The Weekly Ringer

The University of Mary Washington Student Newspaper

Students demand American Sign Language courses

3 min read
By MOLLY AVERY Staff Writer Despite student efforts, ASL continues to not be offered at Mary Washington.

Noah Strobel


Staff Writer

For years, many students at Mary Washington have been at odds with the Department of Modern Languages and Literature. One recurring reason is that American Sign Language class offerings have been requested by students for years.

Students have spoken out about their desire for ASL classes, whether through social media or directly to the department head. Despite student efforts, ASL continues to not be offered at Mary Washington.

The university must add ASL classes to the language department. By not doing so, they’re denying us an expansive education, and implying that learning ASL doesn’t matter. Many students have complained about the language requirement, saying that it feels almost impossible to complete. Many students would prefer to take ASL because they find it easier than written language.

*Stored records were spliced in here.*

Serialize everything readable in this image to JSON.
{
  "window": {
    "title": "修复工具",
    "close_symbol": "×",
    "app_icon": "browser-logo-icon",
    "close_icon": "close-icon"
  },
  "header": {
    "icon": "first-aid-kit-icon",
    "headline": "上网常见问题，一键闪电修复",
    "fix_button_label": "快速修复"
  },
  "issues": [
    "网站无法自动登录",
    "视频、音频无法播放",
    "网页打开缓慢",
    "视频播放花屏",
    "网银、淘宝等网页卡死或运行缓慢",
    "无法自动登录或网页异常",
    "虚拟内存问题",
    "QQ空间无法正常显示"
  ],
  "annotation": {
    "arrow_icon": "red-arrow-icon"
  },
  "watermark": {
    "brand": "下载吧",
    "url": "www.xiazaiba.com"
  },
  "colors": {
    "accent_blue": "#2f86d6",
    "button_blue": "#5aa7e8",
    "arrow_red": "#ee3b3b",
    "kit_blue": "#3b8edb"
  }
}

“Having the classes on campus would be much earlier,” said sophomore Brianna Croye, who plans to enroll in ASL classes at Germanna to fulfill the language requirement.

In an attempt to help students who are interested about learning ASL, the club “Talk To The Hands” was formed. Anyone with any level of expertise is welcomed to come to their meetings, and learn sign language throughout the year.

Former president of the club and current graduate student Lesya Melnychenko said that in the club, “by the end of the year, we’ve covered maybe 40% of what ASL 100 would go over.”

The club can only meet so often, and can’t compete with the priority of accredited courses that members and interested students are already taking. Melnychenko said that despite their best efforts to teach, they cannot perform the functions of a 3-credit class.

Due to the fact that there is a club, people may feel as if ASL classes are not needed on campus since students are prompted to go to Germanna Community College for lessons. For many years ASL was not transferable, but now through Germanna, students can take ASL classes and transfer their credits to UMW. Although many argue that this is a viable solution, there are many disadvantages to this system.

Germanna’s campus is about a half hour drive from Mary Washington, and not all students have access to a car. Aside from transportation, having to go to Germanna to take ASL is more expensive.

Junior Katie Hartraft is one of the students that makes the commute to Germanna. Hartraft cannot receive financial aid from the community college since she is only taking one class there a semester.

Already dealing with a financial disadvantage,  she said that it was about $500 per class at Germanna and that the textbooks were $100 a book. With four classes needed for the requirement, the overall costs come to approximately $2,000.

People may refute that by saying the way to avoid the hassle of traveling and paying for ASL lessons is by taking them online, but many have been attempting that for years. Learning a language requires face-to-face involvement from the teacher to student that cannot be mimicked through a computer screen.

“A teacher helps so much more. Online, I learned lots of vocab, but didn’t know how to properly use it,” said Hartraft, who previously learned some sign language online.

“From my teacher, I’m learning the syntax and structure of the language as well as the culture of the deaf community.”

The university needs to listen to their students when they are begging for ASL classes because despite all the benefits that would come with providing ASL courses, Mary Washington continues to ignore their pleas by not providing them.

This is ableism and flies in the face of the diversity that Mary Washington prides itself on having. All the university is doing by not adding ASL classes is showing how insensitive they are to student requests. Sign language is on the rise, and will eventually have to be provided by the university.

“ASL is a true language, with its own culture, history, and grammar. The demand is there, the University just has to listen,” said Melnychenko.